Demetrio se quitaba la corbata pensando satisfecho en lo que había sido el día. Paseaba la mirada por la estupenda habitación del hotel. No le habría apetecido estar en un lugar mejor. Se asomó al frigobar sintiendo la brisa que le acariciaba el pecho, entrando por la camisa desabotonada. Trataba de elegir una botella de espumoso o algo más fuerte para celebrar el estupendo día.

Mientras tanto, en el piso de abajo, Josefina se había quedado congelada apenas cerró la puerta. La recámara llena de espejos enmarcados y el inmenso cuadro al óleo junto a la cama con dosel. Se sentía orgullosa y al mismo tiempo, ajena, pequeña. Contrario a Demetrio, que acostumbrado al lujo se desenvolvía como en casa.
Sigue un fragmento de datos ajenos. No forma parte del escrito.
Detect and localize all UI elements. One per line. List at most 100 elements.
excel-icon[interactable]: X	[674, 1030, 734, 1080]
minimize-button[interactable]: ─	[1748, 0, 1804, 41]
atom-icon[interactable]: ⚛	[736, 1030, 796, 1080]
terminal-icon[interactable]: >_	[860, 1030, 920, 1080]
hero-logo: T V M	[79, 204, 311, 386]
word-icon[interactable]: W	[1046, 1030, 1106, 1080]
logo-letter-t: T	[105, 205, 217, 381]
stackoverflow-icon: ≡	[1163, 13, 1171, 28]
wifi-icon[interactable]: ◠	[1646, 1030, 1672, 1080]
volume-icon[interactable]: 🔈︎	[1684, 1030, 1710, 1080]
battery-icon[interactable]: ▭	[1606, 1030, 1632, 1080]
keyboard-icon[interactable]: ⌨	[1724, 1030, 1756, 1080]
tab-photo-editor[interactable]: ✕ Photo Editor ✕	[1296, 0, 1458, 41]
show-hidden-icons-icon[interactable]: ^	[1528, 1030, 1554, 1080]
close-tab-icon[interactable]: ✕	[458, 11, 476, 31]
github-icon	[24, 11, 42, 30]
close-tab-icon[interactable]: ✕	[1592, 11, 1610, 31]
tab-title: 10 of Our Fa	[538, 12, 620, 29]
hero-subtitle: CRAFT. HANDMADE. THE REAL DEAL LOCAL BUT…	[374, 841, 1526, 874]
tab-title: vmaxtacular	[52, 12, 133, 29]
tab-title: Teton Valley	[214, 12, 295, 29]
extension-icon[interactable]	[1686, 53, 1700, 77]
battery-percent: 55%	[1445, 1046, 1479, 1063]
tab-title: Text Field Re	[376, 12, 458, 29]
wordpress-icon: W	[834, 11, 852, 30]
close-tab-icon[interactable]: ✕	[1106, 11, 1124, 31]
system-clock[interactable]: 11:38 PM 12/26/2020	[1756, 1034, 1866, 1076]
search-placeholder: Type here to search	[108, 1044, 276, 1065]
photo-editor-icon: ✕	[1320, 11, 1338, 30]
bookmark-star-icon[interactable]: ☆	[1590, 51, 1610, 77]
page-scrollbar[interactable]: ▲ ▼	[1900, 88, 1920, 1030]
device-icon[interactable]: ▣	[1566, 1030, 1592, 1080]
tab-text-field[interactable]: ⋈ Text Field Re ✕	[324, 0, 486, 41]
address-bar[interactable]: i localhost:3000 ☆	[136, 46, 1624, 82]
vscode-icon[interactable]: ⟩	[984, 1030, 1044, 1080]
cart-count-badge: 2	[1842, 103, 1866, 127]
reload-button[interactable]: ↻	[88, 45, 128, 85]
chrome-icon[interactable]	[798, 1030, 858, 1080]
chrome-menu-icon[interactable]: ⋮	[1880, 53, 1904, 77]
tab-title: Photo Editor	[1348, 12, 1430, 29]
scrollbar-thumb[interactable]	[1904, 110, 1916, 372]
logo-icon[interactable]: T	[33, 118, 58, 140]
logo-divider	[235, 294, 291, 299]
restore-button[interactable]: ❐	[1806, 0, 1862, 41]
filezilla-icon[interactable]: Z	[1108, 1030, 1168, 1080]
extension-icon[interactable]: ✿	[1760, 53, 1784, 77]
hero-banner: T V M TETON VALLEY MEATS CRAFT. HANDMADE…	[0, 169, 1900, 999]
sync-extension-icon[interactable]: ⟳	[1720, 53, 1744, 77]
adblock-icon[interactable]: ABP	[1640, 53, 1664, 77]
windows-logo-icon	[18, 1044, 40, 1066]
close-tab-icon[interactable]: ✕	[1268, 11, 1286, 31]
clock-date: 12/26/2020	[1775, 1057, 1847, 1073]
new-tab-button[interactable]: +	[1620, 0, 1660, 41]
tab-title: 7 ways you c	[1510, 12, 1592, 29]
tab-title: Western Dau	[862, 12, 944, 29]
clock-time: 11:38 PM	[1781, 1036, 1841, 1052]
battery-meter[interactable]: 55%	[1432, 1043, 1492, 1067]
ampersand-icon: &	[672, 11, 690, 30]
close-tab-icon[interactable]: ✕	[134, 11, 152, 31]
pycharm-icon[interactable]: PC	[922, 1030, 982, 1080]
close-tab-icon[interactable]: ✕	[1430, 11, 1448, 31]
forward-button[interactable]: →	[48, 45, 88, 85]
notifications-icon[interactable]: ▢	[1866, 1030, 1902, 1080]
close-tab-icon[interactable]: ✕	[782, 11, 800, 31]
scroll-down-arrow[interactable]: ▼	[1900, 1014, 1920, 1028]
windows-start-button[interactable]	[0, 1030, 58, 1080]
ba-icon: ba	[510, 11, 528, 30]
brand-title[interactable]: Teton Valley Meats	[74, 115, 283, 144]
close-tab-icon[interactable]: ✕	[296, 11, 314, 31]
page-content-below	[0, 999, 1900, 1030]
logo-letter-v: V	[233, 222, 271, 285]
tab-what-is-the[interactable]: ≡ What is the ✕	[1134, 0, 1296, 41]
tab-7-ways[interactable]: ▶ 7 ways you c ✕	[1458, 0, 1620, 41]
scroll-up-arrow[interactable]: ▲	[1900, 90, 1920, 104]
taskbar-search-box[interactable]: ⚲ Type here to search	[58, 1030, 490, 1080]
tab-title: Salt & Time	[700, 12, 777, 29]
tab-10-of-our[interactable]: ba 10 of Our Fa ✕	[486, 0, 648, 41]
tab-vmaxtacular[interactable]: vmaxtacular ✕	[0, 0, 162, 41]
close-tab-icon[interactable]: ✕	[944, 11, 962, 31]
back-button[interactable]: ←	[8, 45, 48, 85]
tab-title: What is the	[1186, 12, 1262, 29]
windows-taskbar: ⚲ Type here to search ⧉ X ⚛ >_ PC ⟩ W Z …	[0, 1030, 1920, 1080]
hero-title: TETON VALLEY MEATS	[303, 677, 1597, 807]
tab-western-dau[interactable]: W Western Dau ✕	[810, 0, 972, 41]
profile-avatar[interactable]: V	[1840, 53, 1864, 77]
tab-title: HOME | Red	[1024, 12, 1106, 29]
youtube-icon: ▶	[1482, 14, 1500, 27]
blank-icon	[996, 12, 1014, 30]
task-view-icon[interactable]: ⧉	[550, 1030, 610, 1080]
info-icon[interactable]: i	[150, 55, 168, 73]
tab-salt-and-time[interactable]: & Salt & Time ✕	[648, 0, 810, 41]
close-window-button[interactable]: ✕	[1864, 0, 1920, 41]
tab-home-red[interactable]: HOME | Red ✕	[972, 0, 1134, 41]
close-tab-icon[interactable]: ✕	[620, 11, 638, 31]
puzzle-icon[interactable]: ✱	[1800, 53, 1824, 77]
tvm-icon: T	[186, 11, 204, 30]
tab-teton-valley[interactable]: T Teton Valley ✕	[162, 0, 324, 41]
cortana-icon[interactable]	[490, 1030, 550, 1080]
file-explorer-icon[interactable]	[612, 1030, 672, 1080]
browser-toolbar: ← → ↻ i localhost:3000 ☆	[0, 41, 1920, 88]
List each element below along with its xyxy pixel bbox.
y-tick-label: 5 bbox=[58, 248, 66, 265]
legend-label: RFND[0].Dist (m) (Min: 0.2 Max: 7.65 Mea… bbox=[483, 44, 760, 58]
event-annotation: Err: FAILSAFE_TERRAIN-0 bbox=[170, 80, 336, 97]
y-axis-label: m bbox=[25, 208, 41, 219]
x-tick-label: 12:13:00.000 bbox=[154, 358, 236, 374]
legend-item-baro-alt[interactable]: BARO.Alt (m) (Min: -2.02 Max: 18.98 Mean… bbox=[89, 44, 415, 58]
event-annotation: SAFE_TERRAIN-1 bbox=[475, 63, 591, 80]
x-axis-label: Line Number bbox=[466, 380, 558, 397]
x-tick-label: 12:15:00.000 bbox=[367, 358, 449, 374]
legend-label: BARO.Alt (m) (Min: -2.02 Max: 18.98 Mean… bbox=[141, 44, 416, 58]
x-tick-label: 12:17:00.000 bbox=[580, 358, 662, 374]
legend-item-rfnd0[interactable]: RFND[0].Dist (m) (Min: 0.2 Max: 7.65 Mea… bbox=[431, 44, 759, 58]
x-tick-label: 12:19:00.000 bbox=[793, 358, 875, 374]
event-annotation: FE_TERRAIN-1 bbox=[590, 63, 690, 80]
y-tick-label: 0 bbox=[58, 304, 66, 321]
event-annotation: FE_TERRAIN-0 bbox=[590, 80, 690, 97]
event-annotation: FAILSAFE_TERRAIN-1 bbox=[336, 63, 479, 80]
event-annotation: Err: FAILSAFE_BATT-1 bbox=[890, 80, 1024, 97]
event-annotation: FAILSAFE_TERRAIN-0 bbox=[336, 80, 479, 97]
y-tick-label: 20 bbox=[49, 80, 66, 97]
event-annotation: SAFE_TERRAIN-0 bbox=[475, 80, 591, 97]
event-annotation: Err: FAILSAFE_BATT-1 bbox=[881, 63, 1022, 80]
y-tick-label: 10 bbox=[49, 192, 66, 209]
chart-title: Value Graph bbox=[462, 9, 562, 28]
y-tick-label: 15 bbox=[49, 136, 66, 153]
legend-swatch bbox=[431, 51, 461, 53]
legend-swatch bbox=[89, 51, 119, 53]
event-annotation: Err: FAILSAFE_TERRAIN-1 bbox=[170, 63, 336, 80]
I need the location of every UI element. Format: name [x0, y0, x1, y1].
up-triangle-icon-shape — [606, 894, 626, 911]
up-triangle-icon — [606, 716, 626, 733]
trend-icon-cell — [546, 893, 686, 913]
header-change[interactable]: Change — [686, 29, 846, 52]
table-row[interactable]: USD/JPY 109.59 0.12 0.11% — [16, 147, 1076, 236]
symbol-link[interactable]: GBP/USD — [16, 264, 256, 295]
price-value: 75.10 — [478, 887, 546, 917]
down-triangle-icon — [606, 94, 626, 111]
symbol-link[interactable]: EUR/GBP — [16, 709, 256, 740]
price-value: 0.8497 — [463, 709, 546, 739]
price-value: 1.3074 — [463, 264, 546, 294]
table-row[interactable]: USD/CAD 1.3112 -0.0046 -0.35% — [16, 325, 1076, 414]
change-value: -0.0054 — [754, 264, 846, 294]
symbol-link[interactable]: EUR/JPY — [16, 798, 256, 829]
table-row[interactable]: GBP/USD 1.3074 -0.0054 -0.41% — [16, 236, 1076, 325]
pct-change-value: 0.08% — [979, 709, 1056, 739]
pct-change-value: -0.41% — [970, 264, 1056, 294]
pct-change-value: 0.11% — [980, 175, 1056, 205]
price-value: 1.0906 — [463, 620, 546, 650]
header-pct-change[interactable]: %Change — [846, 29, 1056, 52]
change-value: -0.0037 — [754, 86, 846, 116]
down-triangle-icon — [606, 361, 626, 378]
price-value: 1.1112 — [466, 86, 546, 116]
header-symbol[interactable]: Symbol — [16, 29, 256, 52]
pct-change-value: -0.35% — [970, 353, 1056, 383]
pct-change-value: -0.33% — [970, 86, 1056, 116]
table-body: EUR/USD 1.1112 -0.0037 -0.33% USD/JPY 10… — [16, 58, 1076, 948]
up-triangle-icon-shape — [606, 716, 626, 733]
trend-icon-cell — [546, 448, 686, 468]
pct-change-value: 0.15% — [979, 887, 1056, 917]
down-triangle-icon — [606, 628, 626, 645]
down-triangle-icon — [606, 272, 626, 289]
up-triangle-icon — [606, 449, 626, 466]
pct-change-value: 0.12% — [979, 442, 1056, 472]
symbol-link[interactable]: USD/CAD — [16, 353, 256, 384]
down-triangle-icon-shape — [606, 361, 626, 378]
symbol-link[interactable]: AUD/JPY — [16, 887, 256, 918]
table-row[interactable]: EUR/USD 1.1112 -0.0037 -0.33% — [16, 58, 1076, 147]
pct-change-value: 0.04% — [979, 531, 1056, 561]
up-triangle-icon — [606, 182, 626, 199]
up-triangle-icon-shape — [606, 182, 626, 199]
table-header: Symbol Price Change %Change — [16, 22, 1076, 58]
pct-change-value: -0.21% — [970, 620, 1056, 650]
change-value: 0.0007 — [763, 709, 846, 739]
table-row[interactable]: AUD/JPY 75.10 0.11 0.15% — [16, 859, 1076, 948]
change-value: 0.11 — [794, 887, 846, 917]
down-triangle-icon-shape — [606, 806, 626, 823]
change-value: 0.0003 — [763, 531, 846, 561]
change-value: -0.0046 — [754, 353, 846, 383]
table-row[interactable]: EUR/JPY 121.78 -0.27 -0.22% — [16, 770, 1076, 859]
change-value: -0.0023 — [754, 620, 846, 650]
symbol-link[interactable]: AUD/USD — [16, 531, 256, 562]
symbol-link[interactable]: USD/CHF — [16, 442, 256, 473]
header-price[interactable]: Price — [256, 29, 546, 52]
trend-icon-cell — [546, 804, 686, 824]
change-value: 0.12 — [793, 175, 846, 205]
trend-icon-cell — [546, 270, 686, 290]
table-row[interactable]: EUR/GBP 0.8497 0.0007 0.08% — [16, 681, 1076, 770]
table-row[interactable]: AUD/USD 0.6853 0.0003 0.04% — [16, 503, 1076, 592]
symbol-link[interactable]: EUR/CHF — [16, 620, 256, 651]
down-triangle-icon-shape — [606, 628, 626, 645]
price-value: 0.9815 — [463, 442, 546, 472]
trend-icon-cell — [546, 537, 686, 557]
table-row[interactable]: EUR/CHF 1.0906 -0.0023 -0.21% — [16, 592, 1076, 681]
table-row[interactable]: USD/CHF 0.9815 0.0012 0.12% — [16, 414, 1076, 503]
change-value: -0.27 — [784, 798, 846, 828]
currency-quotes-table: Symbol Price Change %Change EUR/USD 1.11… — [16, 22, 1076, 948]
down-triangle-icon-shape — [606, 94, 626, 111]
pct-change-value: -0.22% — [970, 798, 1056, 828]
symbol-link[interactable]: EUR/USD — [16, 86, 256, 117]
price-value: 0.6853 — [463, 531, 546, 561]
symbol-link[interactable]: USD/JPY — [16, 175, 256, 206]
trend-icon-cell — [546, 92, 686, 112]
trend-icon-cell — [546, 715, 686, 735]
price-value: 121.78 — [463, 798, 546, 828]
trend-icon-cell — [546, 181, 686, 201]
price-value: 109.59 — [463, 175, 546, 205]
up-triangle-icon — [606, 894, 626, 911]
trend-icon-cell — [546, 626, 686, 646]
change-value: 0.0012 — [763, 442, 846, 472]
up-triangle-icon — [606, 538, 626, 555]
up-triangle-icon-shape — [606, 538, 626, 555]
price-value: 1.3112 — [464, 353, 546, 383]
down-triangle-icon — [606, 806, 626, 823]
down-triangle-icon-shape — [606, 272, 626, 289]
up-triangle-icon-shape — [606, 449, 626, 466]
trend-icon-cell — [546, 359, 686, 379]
Era la primera vez que la llevaba consigo a un viaje como ese. Como parte de las actividades de la feria del libro, una fundación estadounidense le había entregado un premio. Todo el día la había tratado con frialdad, sobre todo frente a los americanos. Al menos en la cena fue más cordial, con el respeto que durante el día había dejado de lado, incluso le agradeció frente a todos su enorme esfuerzo. Dudaba si había sido sarcasmo. Estaba tan confundida que no sabía por dónde empezar a organizar sus recuerdos.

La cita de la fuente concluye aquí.